Get all the tables that contain match stats, these are the ones with the games.  
Remove the last nine games as we just want the home and away season.

In [6]:
# Initalise website to query from
r = requests.get("https://afltables.com/afl/seas/2017.html")
soup = BeautifulSoup(r.text, "html.parser")

# Get list of games
games = [game 
          for game in soup.findAll("table", attrs={'border':'1', 'style':"font: 12px Verdana;"})
          if "Match stats" in game.text][:-9]  # Last 9 games are finals

# Generate a dataframe, obtaining the metadata, and subsquently the match data.
df = pd.concat([get_match_metadata(game)
                for game in games],
               axis='columns').transpose()
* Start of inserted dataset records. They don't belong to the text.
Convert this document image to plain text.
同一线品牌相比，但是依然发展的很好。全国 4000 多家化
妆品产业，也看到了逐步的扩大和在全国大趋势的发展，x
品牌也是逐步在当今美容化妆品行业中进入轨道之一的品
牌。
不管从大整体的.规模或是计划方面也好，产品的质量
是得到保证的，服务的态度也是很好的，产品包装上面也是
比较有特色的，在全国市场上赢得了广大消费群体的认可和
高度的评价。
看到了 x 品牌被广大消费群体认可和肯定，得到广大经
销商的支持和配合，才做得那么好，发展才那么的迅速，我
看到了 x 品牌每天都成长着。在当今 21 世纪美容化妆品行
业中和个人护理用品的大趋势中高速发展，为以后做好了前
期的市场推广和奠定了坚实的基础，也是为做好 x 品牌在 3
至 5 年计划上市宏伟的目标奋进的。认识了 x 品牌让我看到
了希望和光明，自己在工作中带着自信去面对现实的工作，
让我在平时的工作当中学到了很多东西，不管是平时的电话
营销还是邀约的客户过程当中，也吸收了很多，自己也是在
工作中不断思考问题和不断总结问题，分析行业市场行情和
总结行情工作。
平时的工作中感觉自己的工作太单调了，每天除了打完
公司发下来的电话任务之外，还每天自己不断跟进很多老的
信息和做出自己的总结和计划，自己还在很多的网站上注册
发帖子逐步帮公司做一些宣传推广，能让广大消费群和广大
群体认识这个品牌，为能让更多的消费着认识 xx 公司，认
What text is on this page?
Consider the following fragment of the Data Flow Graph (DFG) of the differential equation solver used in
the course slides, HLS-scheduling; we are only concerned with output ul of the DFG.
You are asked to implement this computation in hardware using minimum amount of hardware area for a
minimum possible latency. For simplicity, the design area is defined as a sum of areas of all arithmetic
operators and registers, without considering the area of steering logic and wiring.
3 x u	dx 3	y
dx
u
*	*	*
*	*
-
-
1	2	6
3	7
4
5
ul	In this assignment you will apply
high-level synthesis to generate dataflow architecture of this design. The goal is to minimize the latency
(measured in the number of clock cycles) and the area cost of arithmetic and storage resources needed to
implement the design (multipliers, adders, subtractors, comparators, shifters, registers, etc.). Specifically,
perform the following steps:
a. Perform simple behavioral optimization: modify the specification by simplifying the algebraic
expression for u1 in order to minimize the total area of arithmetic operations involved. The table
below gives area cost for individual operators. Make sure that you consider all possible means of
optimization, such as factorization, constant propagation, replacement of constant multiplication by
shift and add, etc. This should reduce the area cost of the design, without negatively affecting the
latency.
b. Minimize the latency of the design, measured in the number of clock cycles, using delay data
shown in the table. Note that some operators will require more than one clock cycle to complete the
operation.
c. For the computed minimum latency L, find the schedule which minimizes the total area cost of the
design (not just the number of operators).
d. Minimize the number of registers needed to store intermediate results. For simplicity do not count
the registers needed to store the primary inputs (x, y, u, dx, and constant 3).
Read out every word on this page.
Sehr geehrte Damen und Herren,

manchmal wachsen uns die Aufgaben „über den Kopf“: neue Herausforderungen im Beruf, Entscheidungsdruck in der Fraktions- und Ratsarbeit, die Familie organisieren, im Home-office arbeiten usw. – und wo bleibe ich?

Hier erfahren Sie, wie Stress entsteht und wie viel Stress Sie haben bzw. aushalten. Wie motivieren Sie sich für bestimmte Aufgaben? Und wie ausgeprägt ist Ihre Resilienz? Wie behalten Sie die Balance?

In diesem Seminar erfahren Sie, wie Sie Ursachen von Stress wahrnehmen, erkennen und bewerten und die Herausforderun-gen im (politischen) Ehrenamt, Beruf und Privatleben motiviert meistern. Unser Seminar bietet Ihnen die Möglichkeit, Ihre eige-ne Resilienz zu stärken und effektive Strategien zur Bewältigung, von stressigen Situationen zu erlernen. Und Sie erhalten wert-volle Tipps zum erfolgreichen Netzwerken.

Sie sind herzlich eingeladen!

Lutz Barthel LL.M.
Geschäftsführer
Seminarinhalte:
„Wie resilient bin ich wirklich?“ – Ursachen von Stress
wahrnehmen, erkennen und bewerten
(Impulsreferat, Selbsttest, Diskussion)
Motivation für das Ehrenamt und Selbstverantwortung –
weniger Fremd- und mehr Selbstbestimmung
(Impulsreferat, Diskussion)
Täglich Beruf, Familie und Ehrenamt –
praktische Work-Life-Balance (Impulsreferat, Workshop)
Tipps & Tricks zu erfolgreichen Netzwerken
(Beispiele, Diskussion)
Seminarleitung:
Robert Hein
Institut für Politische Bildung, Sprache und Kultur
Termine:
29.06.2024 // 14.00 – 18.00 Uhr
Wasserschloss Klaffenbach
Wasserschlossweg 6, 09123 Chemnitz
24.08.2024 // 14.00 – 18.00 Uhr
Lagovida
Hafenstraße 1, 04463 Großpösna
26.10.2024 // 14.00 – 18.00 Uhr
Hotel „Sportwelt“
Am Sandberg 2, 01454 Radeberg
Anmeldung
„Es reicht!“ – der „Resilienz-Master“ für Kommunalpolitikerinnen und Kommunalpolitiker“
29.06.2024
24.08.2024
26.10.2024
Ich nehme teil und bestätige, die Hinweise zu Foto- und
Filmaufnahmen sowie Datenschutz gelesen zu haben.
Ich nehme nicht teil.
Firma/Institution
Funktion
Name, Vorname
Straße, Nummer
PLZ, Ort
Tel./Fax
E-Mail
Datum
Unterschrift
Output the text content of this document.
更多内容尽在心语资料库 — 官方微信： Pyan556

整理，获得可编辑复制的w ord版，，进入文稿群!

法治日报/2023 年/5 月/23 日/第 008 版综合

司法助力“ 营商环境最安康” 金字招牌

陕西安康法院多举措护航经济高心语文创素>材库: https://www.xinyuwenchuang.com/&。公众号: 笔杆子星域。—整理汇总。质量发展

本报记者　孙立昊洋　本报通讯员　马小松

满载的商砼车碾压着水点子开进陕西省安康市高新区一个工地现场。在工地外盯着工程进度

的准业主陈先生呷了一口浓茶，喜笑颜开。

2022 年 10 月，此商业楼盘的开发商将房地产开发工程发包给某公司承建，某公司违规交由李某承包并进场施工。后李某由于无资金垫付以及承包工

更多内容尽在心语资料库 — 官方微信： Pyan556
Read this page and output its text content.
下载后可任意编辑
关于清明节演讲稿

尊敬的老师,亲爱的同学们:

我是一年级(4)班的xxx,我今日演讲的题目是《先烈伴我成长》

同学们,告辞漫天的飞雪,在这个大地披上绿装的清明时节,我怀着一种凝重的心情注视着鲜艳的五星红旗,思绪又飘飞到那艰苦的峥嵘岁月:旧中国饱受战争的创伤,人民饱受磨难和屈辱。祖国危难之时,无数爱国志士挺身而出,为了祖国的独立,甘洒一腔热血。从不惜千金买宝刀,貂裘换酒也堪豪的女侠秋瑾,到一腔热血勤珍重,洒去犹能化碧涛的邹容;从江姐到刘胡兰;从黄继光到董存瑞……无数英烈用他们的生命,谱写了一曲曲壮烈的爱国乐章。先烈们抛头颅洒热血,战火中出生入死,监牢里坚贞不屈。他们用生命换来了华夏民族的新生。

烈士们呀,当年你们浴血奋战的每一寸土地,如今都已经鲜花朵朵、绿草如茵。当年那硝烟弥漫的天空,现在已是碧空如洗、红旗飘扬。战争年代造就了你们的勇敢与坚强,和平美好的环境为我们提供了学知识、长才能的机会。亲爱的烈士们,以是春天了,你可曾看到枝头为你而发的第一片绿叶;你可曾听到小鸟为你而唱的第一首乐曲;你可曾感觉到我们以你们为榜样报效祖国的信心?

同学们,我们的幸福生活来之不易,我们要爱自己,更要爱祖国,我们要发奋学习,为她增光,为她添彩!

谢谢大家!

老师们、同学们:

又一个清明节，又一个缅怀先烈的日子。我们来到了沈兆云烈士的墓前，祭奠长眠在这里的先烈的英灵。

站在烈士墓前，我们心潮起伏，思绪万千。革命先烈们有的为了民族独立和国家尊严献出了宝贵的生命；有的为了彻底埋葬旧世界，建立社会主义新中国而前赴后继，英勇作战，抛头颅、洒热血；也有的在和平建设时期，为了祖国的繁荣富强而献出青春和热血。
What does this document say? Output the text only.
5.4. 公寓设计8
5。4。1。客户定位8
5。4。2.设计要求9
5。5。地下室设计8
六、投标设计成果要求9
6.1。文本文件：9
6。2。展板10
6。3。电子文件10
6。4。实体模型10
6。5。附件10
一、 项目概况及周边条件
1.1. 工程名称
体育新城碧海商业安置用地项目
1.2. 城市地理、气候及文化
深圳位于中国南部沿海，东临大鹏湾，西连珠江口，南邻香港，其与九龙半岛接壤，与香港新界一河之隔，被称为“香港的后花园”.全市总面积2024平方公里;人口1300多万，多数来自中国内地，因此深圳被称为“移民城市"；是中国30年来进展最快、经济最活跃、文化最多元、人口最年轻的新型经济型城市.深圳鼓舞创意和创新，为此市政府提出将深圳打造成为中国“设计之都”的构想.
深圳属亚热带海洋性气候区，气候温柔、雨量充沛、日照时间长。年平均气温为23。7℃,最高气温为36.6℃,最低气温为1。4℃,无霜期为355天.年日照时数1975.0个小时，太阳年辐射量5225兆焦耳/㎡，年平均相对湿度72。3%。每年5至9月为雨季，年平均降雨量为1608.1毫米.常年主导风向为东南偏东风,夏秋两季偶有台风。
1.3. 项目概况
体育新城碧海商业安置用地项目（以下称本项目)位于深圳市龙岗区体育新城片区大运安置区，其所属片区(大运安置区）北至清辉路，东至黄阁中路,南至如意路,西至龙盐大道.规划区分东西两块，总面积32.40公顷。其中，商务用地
# Convert date column to standard datetime format
df['Date'] = pd.to_datetime(df['Date'])

## Write data to csv file
Result is a dataframe with each row representing a match 
and the column representing a stat of the game.

In [9]:
csv_path = os.path.join(os.path.dirname(os.path.realpath("__file__")), os.pardir, "data", "stats.2017.csv")
df.to_csv(csv_path, sep=",", index=False, header=True)